The League found their supporters through the Manchuria lobby within the Japanese Nationalist Party led by Kasagi Yoshiaki, Tachibana Shiraki and Ogami Suehiro. Vice President Kita Ikki supported the lobby, while Prime Minister Nakano Seigo and Foreign Minister Hayashi Kiroku opposed it for they believed any attempt to form a separatist Manchuria would harming the Sino-Japanese relations. To avoid the factional struggle, President Nagayama Yoshida decided to reorganize the cabinet on June 9, 1933 and appoint moderate left Suzuki Bunji as new Prime Minister; the lobby eventually won the struggle.

On July 4, 1933, the Interim Legislature was dissolved and replaced by the Preparatory Committee for Manchurian Independence (建国準備委員会 Jiànguó Zhǔnbèi Wěiyuánhuì), led by Ruan Zhendou and Takasaki Tatsunosuke as the chair and the vice-chair, respectively.

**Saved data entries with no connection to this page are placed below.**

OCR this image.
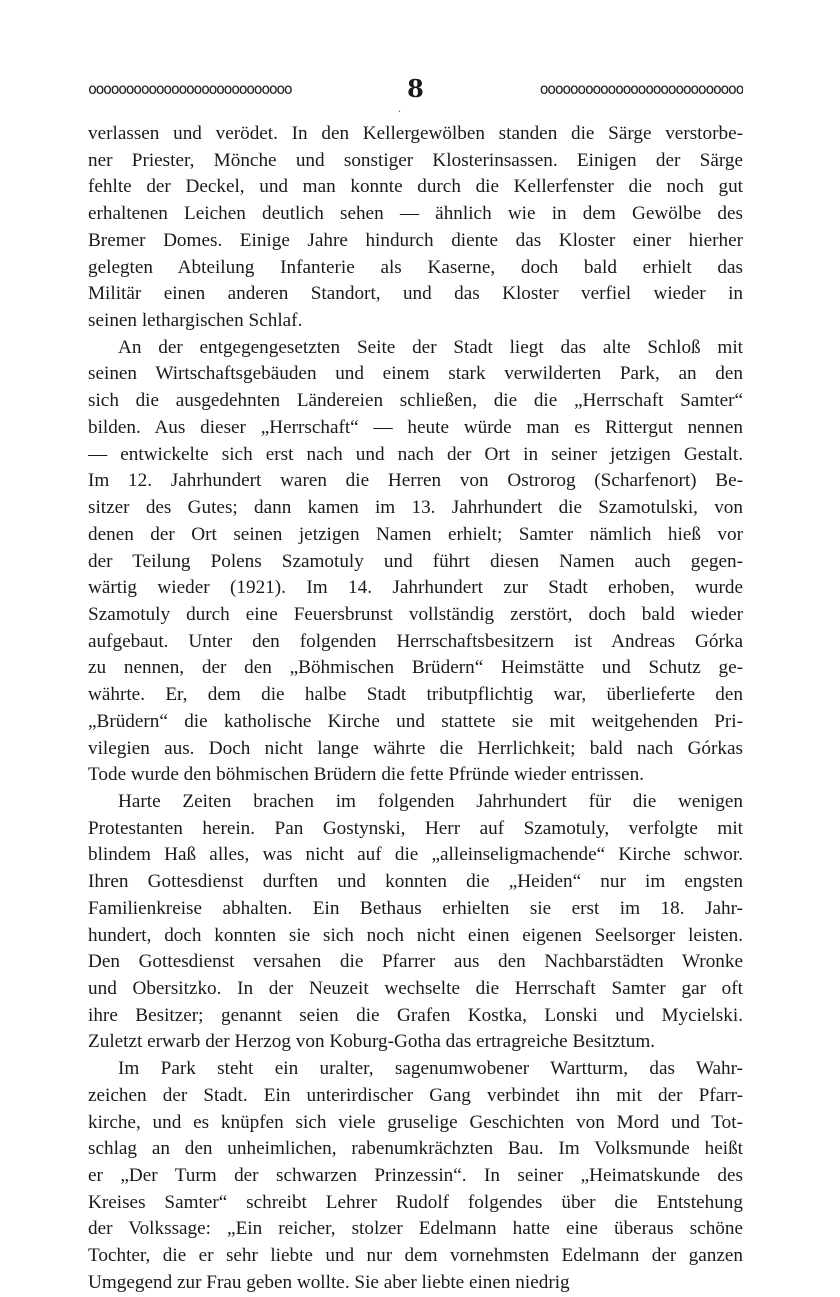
ooooooooooooooooooooooooooo	8	ooooooooooooooooooooooooooo
·
verlassen und verödet. In den Kellergewölben standen die Särge verstorbe-
ner Priester, Mönche und sonstiger Klosterinsassen. Einigen der Särge
fehlte der Deckel, und man konnte durch die Kellerfenster die noch gut
erhaltenen Leichen deutlich sehen — ähnlich wie in dem Gewölbe des
Bremer Domes. Einige Jahre hindurch diente das Kloster einer hierher
gelegten Abteilung Infanterie als Kaserne, doch bald erhielt das
Militär einen anderen Standort, und das Kloster verfiel wieder in
seinen lethargischen Schlaf.
An der entgegengesetzten Seite der Stadt liegt das alte Schloß mit
seinen Wirtschaftsgebäuden und einem stark verwilderten Park, an den
sich die ausgedehnten Ländereien schließen, die die „Herrschaft Samter“
bilden. Aus dieser „Herrschaft“ — heute würde man es Rittergut nennen
— entwickelte sich erst nach und nach der Ort in seiner jetzigen Gestalt.
Im 12. Jahrhundert waren die Herren von Ostrorog (Scharfenort) Be-
sitzer des Gutes; dann kamen im 13. Jahrhundert die Szamotulski, von
denen der Ort seinen jetzigen Namen erhielt; Samter nämlich hieß vor
der Teilung Polens Szamotuly und führt diesen Namen auch gegen-
wärtig wieder (1921). Im 14. Jahrhundert zur Stadt erhoben, wurde
Szamotuly durch eine Feuersbrunst vollständig zerstört, doch bald wieder
aufgebaut. Unter den folgenden Herrschaftsbesitzern ist Andreas Górka
zu nennen, der den „Böhmischen Brüdern“ Heimstätte und Schutz ge-
währte. Er, dem die halbe Stadt tributpflichtig war, überlieferte den
„Brüdern“ die katholische Kirche und stattete sie mit weitgehenden Pri-
vilegien aus. Doch nicht lange währte die Herrlichkeit; bald nach Górkas
Tode wurde den böhmischen Brüdern die fette Pfründe wieder entrissen.
Harte Zeiten brachen im folgenden Jahrhundert für die wenigen
Protestanten herein. Pan Gostynski, Herr auf Szamotuly, verfolgte mit
blindem Haß alles, was nicht auf die „alleinseligmachende“ Kirche schwor.
Ihren Gottesdienst durften und konnten die „Heiden“ nur im engsten
Familienkreise abhalten. Ein Bethaus erhielten sie erst im 18. Jahr-
hundert, doch konnten sie sich noch nicht einen eigenen Seelsorger leisten.
Den Gottesdienst versahen die Pfarrer aus den Nachbarstädten Wronke
und Obersitzko. In der Neuzeit wechselte die Herrschaft Samter gar oft
ihre Besitzer; genannt seien die Grafen Kostka, Lonski und Mycielski.
Zuletzt erwarb der Herzog von Koburg-Gotha das ertragreiche Besitztum.
Im Park steht ein uralter, sagenumwobener Wartturm, das Wahr-
zeichen der Stadt. Ein unterirdischer Gang verbindet ihn mit der Pfarr-
kirche, und es knüpfen sich viele gruselige Geschichten von Mord und Tot-
schlag an den unheimlichen, rabenumkrächzten Bau. Im Volksmunde heißt
er „Der Turm der schwarzen Prinzessin“. In seiner „Heimatskunde des
Kreises Samter“ schreibt Lehrer Rudolf folgendes über die Entstehung
der Volkssage: „Ein reicher, stolzer Edelmann hatte eine überaus schöne
Tochter, die er sehr liebte und nur dem vornehmsten Edelmann der ganzen
Umgegend zur Frau geben wollte. Sie aber liebte einen niedrig
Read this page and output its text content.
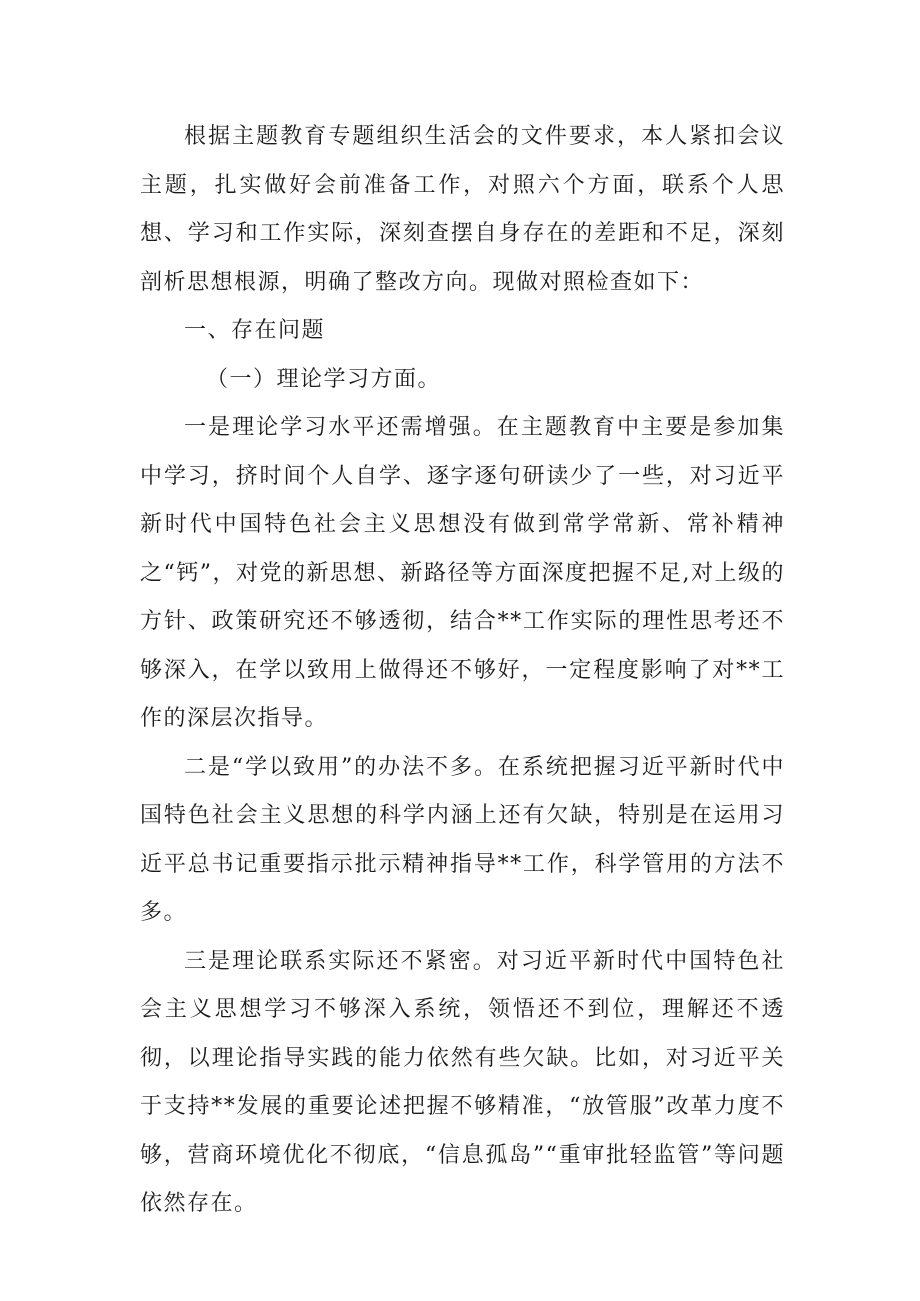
根据主题教育专题组织生活会的文件要求，本人紧扣会议主题，扎实做好会前准备工作，对照六个方面，联系个人思想、学习和工作实际，深刻查摆自身存在的差距和不足，深刻剖析思想根源，明确了整改方向。现做对照检查如下：

一、存在问题

（一）理论学习方面。

一是理论学习水平还需增强。在主题教育中主要是参加集中学习，挤时间个人自学、逐字逐句研读少了一些，对习近平新时代中国特色社会主义思想没有做到常学常新、常补精神之“钙”，对党的新思想、新路径等方面深度把握不足,对上级的方针、政策研究还不够透彻，结合**工作实际的理性思考还不够深入，在学以致用上做得还不够好，一定程度影响了对**工作的深层次指导。

二是“学以致用”的办法不多。在系统把握习近平新时代中国特色社会主义思想的科学内涵上还有欠缺，特别是在运用习近平总书记重要指示批示精神指导**工作，科学管用的方法不多。

三是理论联系实际还不紧密。对习近平新时代中国特色社会主义思想学习不够深入系统，领悟还不到位，理解还不透彻，以理论指导实践的能力依然有些欠缺。比如，对习近平关于支持**发展的重要论述把握不够精准，“放管服”改革力度不够，营商环境优化不彻底，“信息孤岛”“重审批轻监管”等问题依然存在。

The First Organic Law of the State of Manchuria was adopted on September 4. On September 24, 1933, the Solidarity Party (団結党 Tuánjiédǎng) was formed by merging the Manchurian Youth League with other local separatist groups; Ruan Zhendou became its first leader. The Preparatory Committee declared the foundation of the State of Manchuria on October 1, 1933; Zhang Shiyi was elected the first State President.